12.20.2008

and i know it's been a while

so there's some to update everyone with.

school is over for the semester. no more 'year of turkey learning community.' and it's on to make friends in separate classes. i can't decide if i'm going to let my fears win over my desire to make new friends.

i figured out i can go to UGA in fall of '09 instead of waiting until spring '10, which is really exciting. i plan on moving in with the people i met in UGA, but i'm terrified my best friend will hate me for it. i don't know what to do, except for move on with my plans.

i lost my iPod. which is not what happened at all. but i'm scared to tell my parents.

i like a new boy. a very, very handsome boy. of course, this boy probably has no clue and never will because i'm too scared to tell him. of course he goes to Tech, which would only make sense since i'm leaving to go to UGA in a semester's time.

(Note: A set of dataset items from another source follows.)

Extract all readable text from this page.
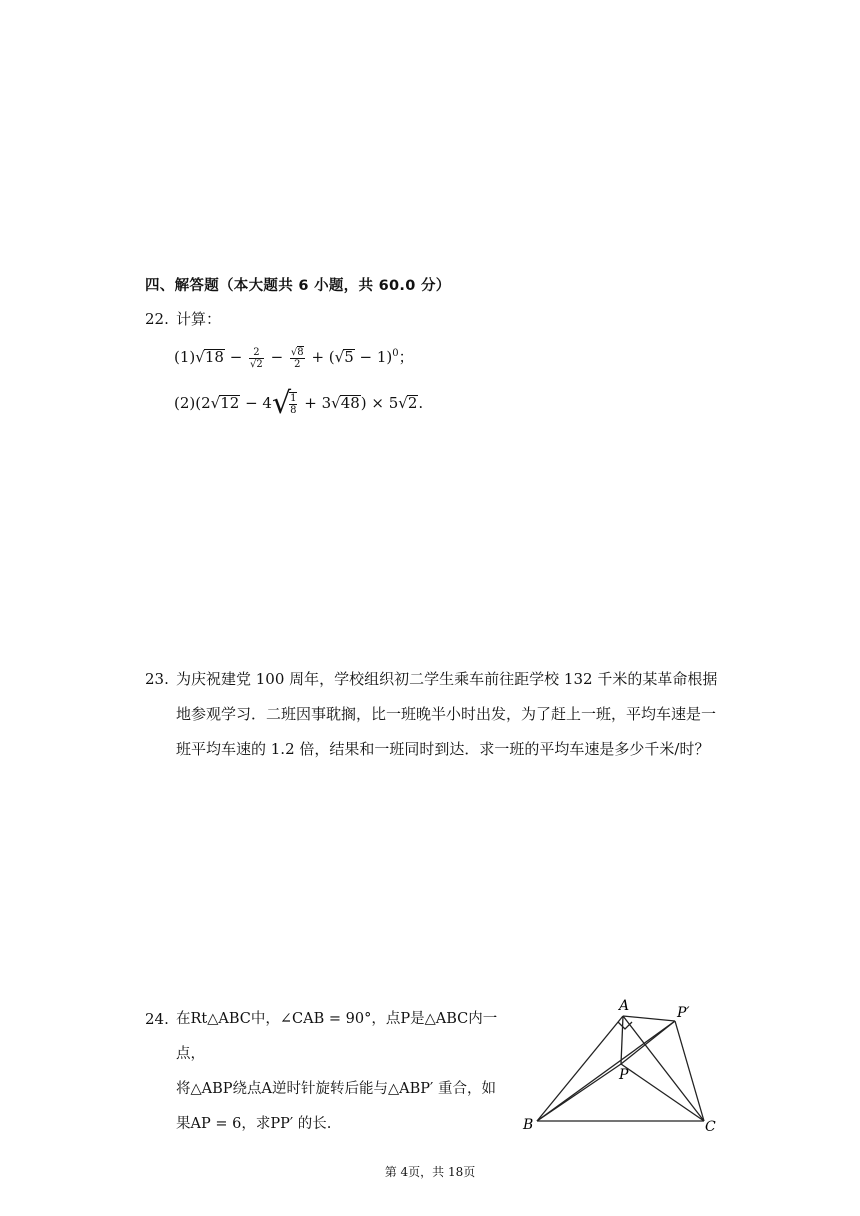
四、解答题（本大题共 6 小题，共 60.0 分）
22. 计算：
$(1)√18 - \frac{2}{√2} - \frac{√8}{2} + (√5 - 1)^0$；
(2)(2√12 − 4√
$\frac{1}{8} + 3√48) \times 5√2$.
23. 为庆祝建党 100 周年，学校组织初二学生乘车前往距学校 132 千米的某革命根据
地参观学习．二班因事耽搁，比一班晚半小时出发，为了赶上一班，平均车速是一
班平均车速的 1.2 倍，结果和一班同时到达．求一班的平均车速是多少千米/时？
24. 在Rt△ABC中，∠CAB = 90°，点P是△ABC内一点，
将△ABP绕点A逆时针旋转后能与△ABP′ 重合，如
果AP = 6，求PP′ 的长.
A	P′
P
B	C
第 4页，共 18页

what i really want to know though, is how i promised myself that i would make a change and it's still hasn't come about. i'm still too scared to do anything. i hate that about myself so much. i just want companionship. i want that cuddle-on-the-couch-because-it's-raining-outside. i want the holding hands thing, i want the kissing and the hugging.

and of course, this story will end with another, "i don't think of you like this, maybe we can be friends."



i just don't understand what i'm doing wrong.